Iranian traditional musician

Musa Khan Kashi (موسی خان کاشی; 1856–1939) was an Iranian Jewish musician of Persian traditional music and kamancheh player.

Musa Khan was born in Kashan, which at the time had many Jewish residents, including several musicians. For almost twenty years, he worked in the court of Mass'oud Mirza Zell-e Soltan, the governor of Isfahan. It was the latter that rewarded Musa Khan with the title of "Khan". In Isfahan, Musa Khan became the teacher of Baqer Khan Rameshgar, who would later become one of the greatest kamancheh players of the 20th century.

Musa Khan later worked in the court of Jalal ol-Dowleh Qajar, the governor of Yazd. There Musa Khan quickly helped end the forced requirement for the local Jews to wear identifying patches through his close ties to Jalal ol-Dowleh. Later, at the invitation of Naser al-Din Shah Qajar, Musa Khan played in the court of Tehran.
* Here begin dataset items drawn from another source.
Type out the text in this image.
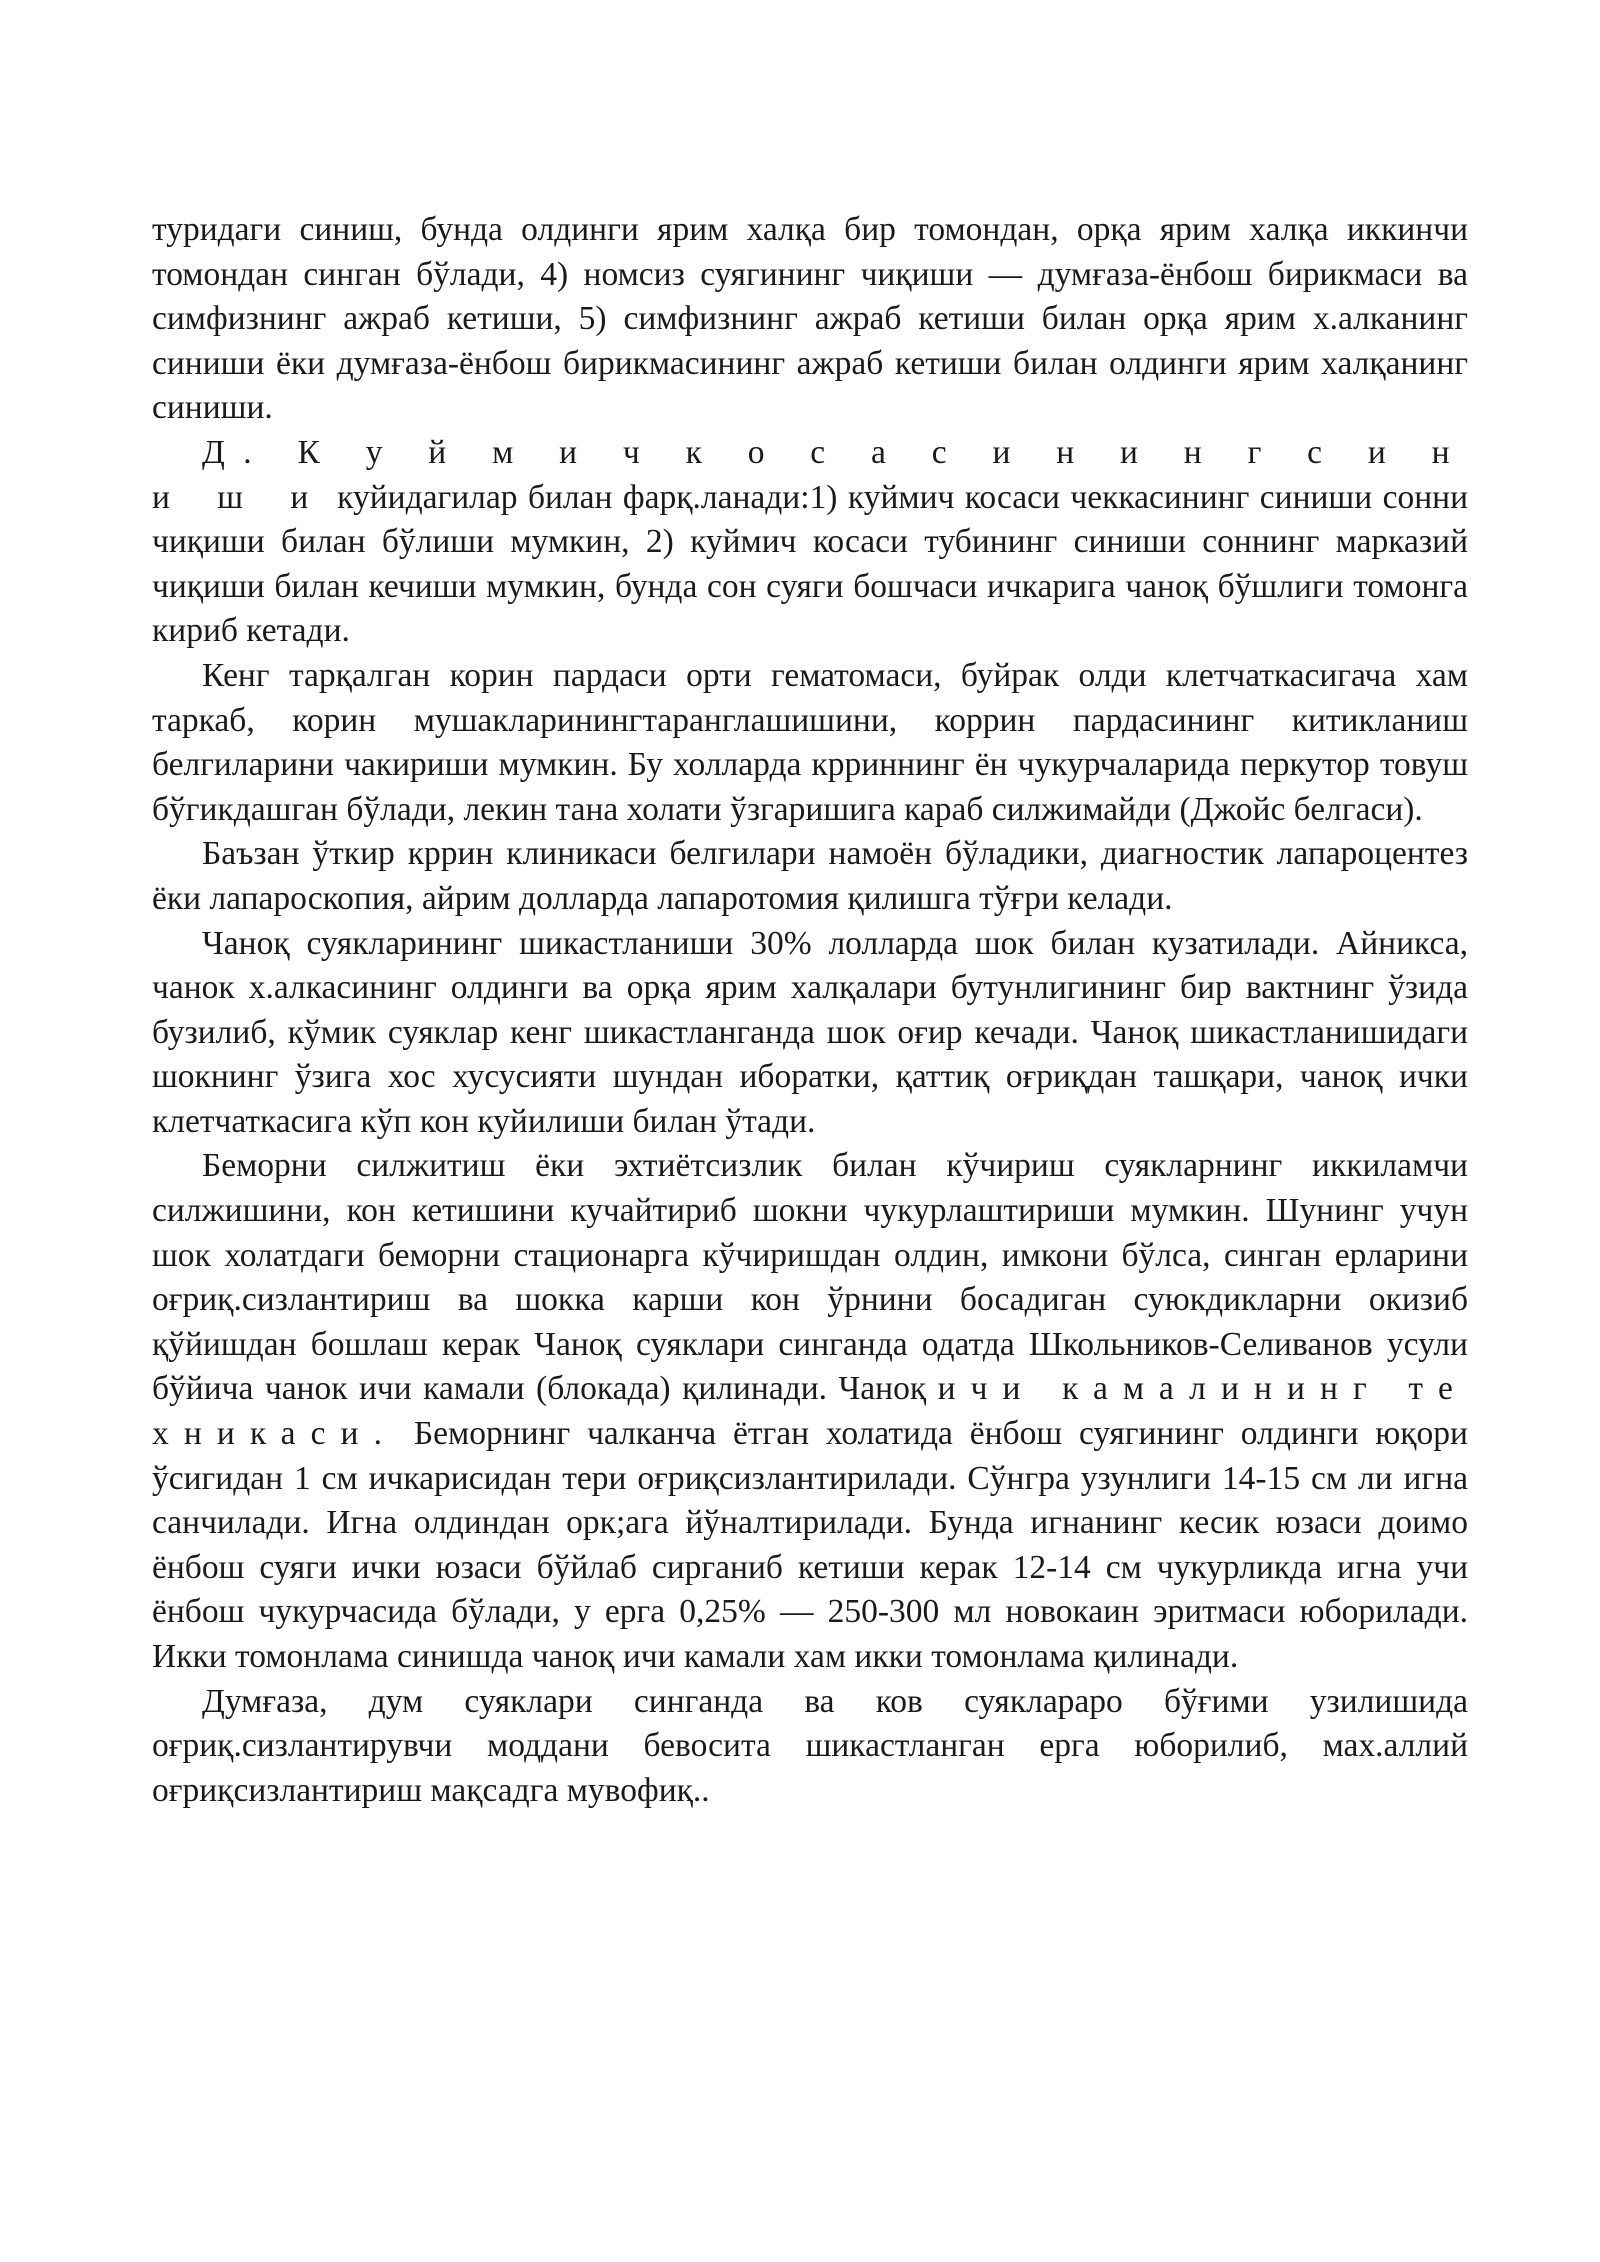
туридаги синиш, бунда олдинги ярим халқа бир томондан, орқа ярим халқа иккинчи томондан синган бўлади, 4) номсиз суягининг чиқиши — думғаза-ёнбош бирикмаси ва симфизнинг ажраб кетиши, 5) симфизнинг ажраб кетиши билан орқа ярим х.алканинг синиши ёки думғаза-ёнбош бирикмасининг ажраб кетиши билан олдинги ярим халқанинг синиши.

Д. К у й м и ч к о с а с и н и н г с и н и ш и куйидагилар билан фарқ.ланади:1) куймич косаси чеккасининг синиши сонни чиқиши билан бўлиши мумкин, 2) куймич косаси тубининг синиши соннинг марказий чиқиши билан кечиши мумкин, бунда сон суяги бошчаси ичкарига чаноқ бўшлиги томонга кириб кетади.

Кенг тарқалган корин пардаси орти гематомаси, буйрак олди клетчаткасигача хам таркаб, корин мушакларинингтаранглашишини, коррин пардасининг китикланиш белгиларини чакириши мумкин. Бу холларда крриннинг ён чукурчаларида перкутор товуш бўгикдашган бўлади, лекин тана холати ўзгаришига караб силжимайди (Джойс белгаси).

Баъзан ўткир кррин клиникаси белгилари намоён бўладики, диагностик лапароцентез ёки лапароскопия, айрим долларда лапаротомия қилишга тўғри келади.

Чаноқ суякларининг шикастланиши 30% лолларда шок билан кузатилади. Айникса, чанок х.алкасининг олдинги ва орқа ярим халқалари бутунлигининг бир вактнинг ўзида бузилиб, кўмик суяклар кенг шикастланганда шок оғир кечади. Чаноқ шикастланишидаги шокнинг ўзига хос хусусияти шундан иборатки, қаттиқ оғриқдан ташқари, чаноқ ички клетчаткасига кўп кон куйилиши билан ўтади.

Беморни силжитиш ёки эхтиётсизлик билан кўчириш суякларнинг иккиламчи силжишини, кон кетишини кучайтириб шокни чукурлаштириши мумкин. Шунинг учун шок холатдаги беморни стационарга кўчиришдан олдин, имкони бўлса, синган ерларини оғриқ.сизлантириш ва шокка карши кон ўрнини босадиган суюкдикларни окизиб қўйишдан бошлаш керак Чаноқ суяклари синганда одатда Школьников-Селиванов усули бўйича чанок ичи камали (блокада) қилинади. Чаноқ ичи камалининг те хникаси. Беморнинг чалканча ётган холатида ёнбош суягининг олдинги юқори ўсигидан 1 см ичкарисидан тери оғриқсизлантирилади. Сўнгра узунлиги 14-15 см ли игна санчилади. Игна олдиндан орк;ага йўналтирилади. Бунда игнанинг кесик юзаси доимо ёнбош суяги ички юзаси бўйлаб сирганиб кетиши керак 12-14 см чукурликда игна учи ёнбош чукурчасида бўлади, у ерга 0,25% — 250-300 мл новокаин эритмаси юборилади. Икки томонлама синишда чаноқ ичи камали хам икки томонлама қилинади.

Думғаза, дум суяклари синганда ва ков суяклараро бўғими узилишида оғриқ.сизлантирувчи моддани бевосита шикастланган ерга юборилиб, мах.аллий оғриқсизлантириш мақсадга мувофиқ..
Traditionally, kamanchehs had three strings, and Musa Khan became renowned for using a six-stringed version. Although Baqer Khan used a six-stringed kamancheh, this variant was abandoned by later kamancheh players. From the middle of the 19th century and onwards, kamanchehs started to be used with fourth strings.

Musa Khan died in 1939 in Kashan. His son Musa Khanzadeh was also a prominent musician.